Striking Pleadings in Custody and Access Issues
D. (D) v D. (H.), 2015 ONCA 409
In this high conflicts custody matter, the Ontario Court of Appeal reiterates the principles set out in King v Mongrain with respect to striking a party’s pleadings when custody and access are in issue.
The appellant mother, HD, and the respondent father, DD, were married and have two young children together. During the marriage, the Children’s Aid Society (CAS) became involved because of concerns for the children’s mental and emotional well being as a result of exposure to domestic violence. Following separation, there were several incidents following which DD pleaded guilty to criminal harassment HD.
HD was later granted sole custody on a consent Order. CAS recommended against unsupervised access for the father, but DD refused to engage in supervised access. After receiving a positive and supportive response from CAS, HD moved with the children to Alberta. At this point, the father had not seen the children for nearly 6 months.

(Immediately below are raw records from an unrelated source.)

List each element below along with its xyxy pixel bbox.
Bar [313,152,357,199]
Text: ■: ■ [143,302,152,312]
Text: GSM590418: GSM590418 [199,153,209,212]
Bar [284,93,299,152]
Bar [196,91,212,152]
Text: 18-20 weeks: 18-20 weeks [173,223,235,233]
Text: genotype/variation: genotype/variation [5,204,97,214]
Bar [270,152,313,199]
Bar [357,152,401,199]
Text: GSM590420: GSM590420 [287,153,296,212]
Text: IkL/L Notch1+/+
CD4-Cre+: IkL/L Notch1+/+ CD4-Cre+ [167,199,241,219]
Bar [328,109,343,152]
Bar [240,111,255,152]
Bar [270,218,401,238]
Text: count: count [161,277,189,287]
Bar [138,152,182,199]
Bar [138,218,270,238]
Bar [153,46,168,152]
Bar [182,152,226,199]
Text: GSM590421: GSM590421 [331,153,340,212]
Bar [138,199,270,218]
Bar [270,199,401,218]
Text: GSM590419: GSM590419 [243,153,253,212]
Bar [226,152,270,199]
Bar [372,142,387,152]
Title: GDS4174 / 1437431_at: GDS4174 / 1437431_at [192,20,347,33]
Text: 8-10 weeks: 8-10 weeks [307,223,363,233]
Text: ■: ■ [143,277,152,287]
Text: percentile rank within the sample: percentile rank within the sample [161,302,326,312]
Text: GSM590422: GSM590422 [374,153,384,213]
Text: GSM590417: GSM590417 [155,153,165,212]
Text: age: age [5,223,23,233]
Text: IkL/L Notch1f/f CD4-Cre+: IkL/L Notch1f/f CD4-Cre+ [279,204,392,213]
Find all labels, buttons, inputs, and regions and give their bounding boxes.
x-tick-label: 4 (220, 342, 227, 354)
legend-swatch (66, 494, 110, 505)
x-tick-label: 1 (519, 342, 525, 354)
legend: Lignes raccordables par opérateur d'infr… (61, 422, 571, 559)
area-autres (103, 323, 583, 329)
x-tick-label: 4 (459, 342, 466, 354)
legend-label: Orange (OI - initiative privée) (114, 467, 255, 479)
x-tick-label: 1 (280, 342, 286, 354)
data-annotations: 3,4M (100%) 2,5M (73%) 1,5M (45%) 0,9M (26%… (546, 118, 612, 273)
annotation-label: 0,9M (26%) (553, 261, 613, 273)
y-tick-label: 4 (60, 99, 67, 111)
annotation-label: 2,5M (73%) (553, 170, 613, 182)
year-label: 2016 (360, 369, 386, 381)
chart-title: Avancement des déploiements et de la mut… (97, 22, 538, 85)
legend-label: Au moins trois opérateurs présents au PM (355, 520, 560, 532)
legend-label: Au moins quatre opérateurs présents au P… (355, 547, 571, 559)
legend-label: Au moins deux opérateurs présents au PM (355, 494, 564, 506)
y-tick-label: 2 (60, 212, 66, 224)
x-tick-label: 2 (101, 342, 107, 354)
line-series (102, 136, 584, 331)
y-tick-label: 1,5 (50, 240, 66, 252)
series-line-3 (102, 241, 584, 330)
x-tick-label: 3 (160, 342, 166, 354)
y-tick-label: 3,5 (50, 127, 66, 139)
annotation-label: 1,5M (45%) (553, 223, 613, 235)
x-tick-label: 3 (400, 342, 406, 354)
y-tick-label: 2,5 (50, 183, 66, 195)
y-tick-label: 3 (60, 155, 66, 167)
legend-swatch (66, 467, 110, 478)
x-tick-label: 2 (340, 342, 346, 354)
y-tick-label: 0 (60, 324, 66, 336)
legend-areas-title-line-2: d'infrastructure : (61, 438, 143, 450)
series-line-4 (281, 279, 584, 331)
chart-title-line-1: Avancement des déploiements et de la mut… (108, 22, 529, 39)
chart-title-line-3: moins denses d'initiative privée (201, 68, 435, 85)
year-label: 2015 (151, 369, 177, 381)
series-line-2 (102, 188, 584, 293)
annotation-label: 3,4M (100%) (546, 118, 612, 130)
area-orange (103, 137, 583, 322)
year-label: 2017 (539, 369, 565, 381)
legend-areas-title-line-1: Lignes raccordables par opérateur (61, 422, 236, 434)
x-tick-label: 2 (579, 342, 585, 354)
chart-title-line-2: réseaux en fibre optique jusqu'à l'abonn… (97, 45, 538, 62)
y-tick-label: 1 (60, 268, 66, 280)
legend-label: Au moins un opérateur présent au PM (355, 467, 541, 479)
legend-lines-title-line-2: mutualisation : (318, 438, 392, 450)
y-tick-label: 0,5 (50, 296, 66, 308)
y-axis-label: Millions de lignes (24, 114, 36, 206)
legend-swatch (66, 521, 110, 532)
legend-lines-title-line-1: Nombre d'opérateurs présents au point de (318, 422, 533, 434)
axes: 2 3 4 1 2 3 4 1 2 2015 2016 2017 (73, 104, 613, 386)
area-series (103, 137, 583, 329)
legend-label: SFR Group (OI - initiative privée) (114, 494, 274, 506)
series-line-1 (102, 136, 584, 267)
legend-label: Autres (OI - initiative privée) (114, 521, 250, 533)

DD brought a motion to vary the consent Order to gain custody of the children. An ex parte Order was made in Ontario ordering HD to return the children to DD’s temporary care while the motion to vary was adjourned. HD returned to Ontario for the hearing while the children remained in Alberta as per an arrangement with child welfare authorities.
Order Under Appeal
In her motion materials, HD provided ample evidence of harassment and stalking by DD as well as indication from the local CAS that the children would be apprehended if they were returned to him. The motion judge required HD to return the children into DD’s care immediately or else she would bar HD from participating in the motion hearing.
As HD did not comply, the issues were decided solely on evidence adduced by the father. He was granted sole custody under the Divorce Act and the mother’s access was subject to providing him with a psychiatric report he found acceptable. While the motions judge gave no reasons for her decision, the transcript of the hearing indicated her concerns about HD’s mental health and possible substance abuse. In light of her frustration with the police and CAS’ failure to implement her Orders regarding the children, the motions judge further stated it was in the children’s’ best interests to return to Ontario.
While the family courts have power to strike pleadings, it should be avoided in custody and access matters. The Court of Appeal had held in King v Mongrain that a custody Order is not to be overturned by an appellate court in the absence of a material error, a serious misapprehension of the evidence, or an error in law.
The mother’s pleadings in King were struck because of her contemptuous behavior and custody was awarded to the father. That Order was set aside because of an inadequate evidentiary basis to decide custody; and a failure to consider the best interest of the children in making the custody Order.
King reiterated the longstanding principles in family law that for a court to make custody and access decisions in the children’s best interests, a full evidentiary record and participation of the parents are generally required.
Here, the motions judge made similarly clear errors of law in dictating the prior custody order be set aside.
Inadequate Evidentiary Basis
According to King, the court needs the participation of both parents in order to make custody and access decisions in the best interests of the children.
HD (or her counsel) was essentially prohibited from participating in the motion in any way and denied her right to file materials, cross-examine, and make submissions. As such, there the one-sided determination based entirely on the father’s submissions and witnesses was not supported by adequate evidence.
Failure to Consider the Children’s Best interests
While it was appropriate for the motions judge to consider the limited evidence of the mother’s mental health challenges, she failed to consider DD’s ability to parent in light of his guilty pleas to criminal harassment in a domestic context. She further failed to give any consideration to the family’s history of domestic violence, the mother’s longstanding primary caregiver role in the children’s lives, the very young ages of the children, the father’s sporadic access over the majority of their lives, his decision not to engage in access, and the concerns of child welfare authorities about his domestic violence.
For the above reasons, the motion judge’s custody Order was struck down. The Court further emphasized that the children’s best interests are the sole consideration in custody decisions. The police and CAS’s failure to return the children to Ontario were irrelevant to the issue of custody. Custody cannot be awarded to one parent to punish the other for non-compliance with court Orders.